Sozialschmarotzer?
In den USA, in Europa oder vielen anderen Teilen der Welt geht das böse Wort von den “Sozialschmarotzern” um: Viele der seit Beginn der Corona-Pandemie mit ungezählten staatlichen Hilfsmilliarden vor allzu blanker Not bewahrten Arbeitnehmer hätten die Lust aufs Arbeiten verloren. Angeblicher Beweis: Die Zahl der aktiv Arbeit Suchenden sei drastisch gesunken, die Zahl der offenen Stellen dagegen gigantisch gestiegen. Und: Viele blieben lieber zu Hause als sich wie vorher ihren Lebensunterhalt mit ehrlicher Arbeit zu verdienen.
Tatsächliche Folgen des Ungleichgewichts sind Chaos im täglichen Leben der Gesellschaft: Schlechte oder gar keine Bedienung, steigende Preise, leere Ladenregale, fehlende Lehrer, Müllmänner, medizinisches Personal und was sonst noch alles. “Stütze” kassierende Sozialschmarotzer also allesamt, die auf Kosten der Allgemeinheit auf der faulen Haut liegen? Nicht so schnell. Statt alimentierter Arbeitsscheuheit gibt es viele Gründe für “die Lage”, und die wirklichen Schmarotzer tragen eher edlen Zwirn als “Blaumann”.

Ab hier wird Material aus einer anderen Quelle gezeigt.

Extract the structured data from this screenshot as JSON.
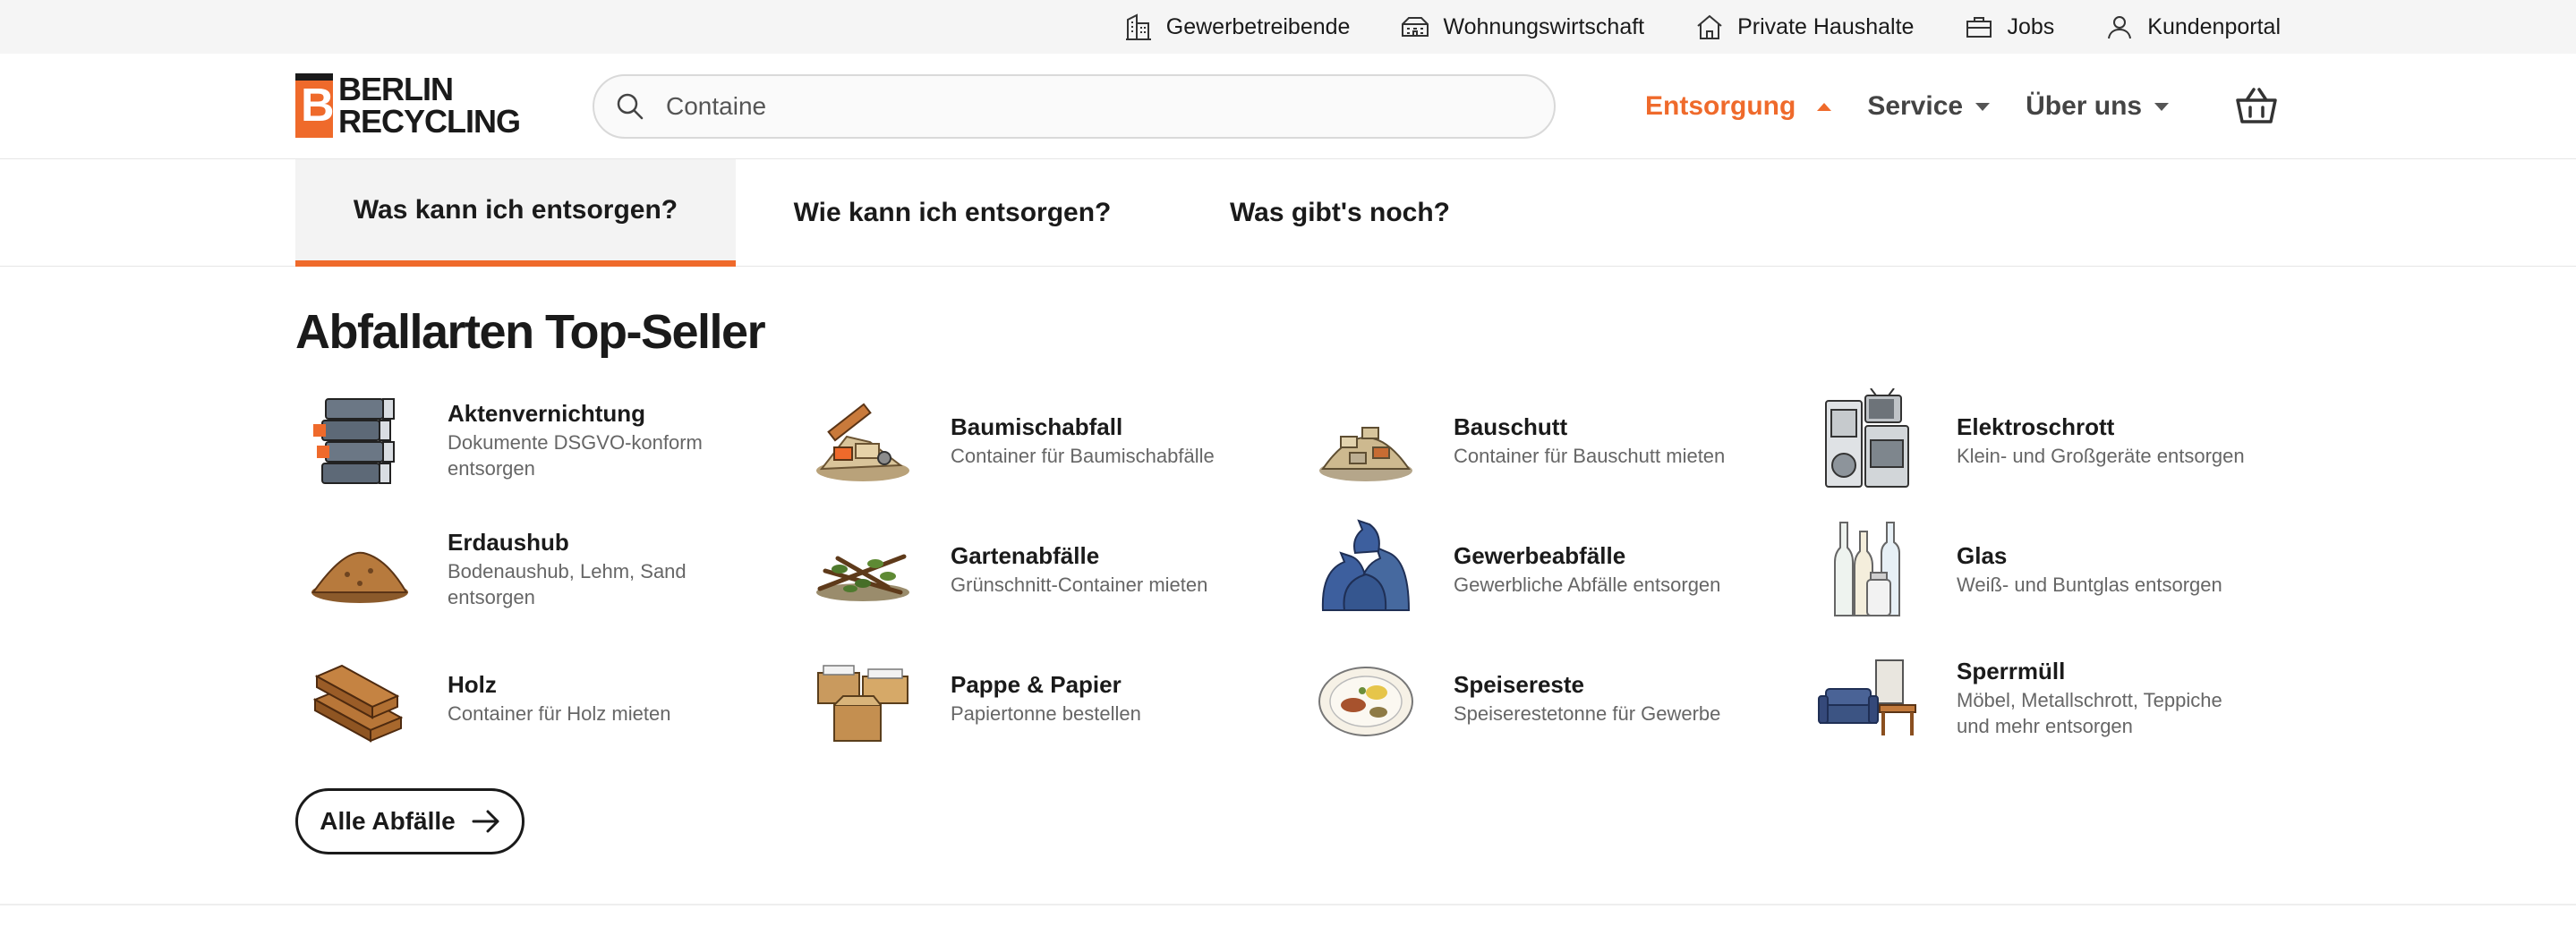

Viele der bei Corona-Beginn gefeuerten Beschäftigten haben bei aller folgenden Not erfahren, dass es auch eine andere Lebensqualität gibt.
Viele der bei Corona-Beginn von weiterhin üppig bezahlten Firmenbossen gefeuerten Beschäftigten haben bei aller folgenden Not erfahren, dass es auch eine andere Lebensqualität gibt. Andere sind mit oft erfreulichen Homeoffice-Erfahrungen oder aus finanziellen Gründen “aufs Land” gezogen, wo “traditionelle Arbeitsplätze” rar sind. Und viele kamen beim Nachdenken dahinter, dass die Lasten- und Risikoverteilung zwischen Arbeitnehmern und Arbeitgebern neu zu regeln wäre.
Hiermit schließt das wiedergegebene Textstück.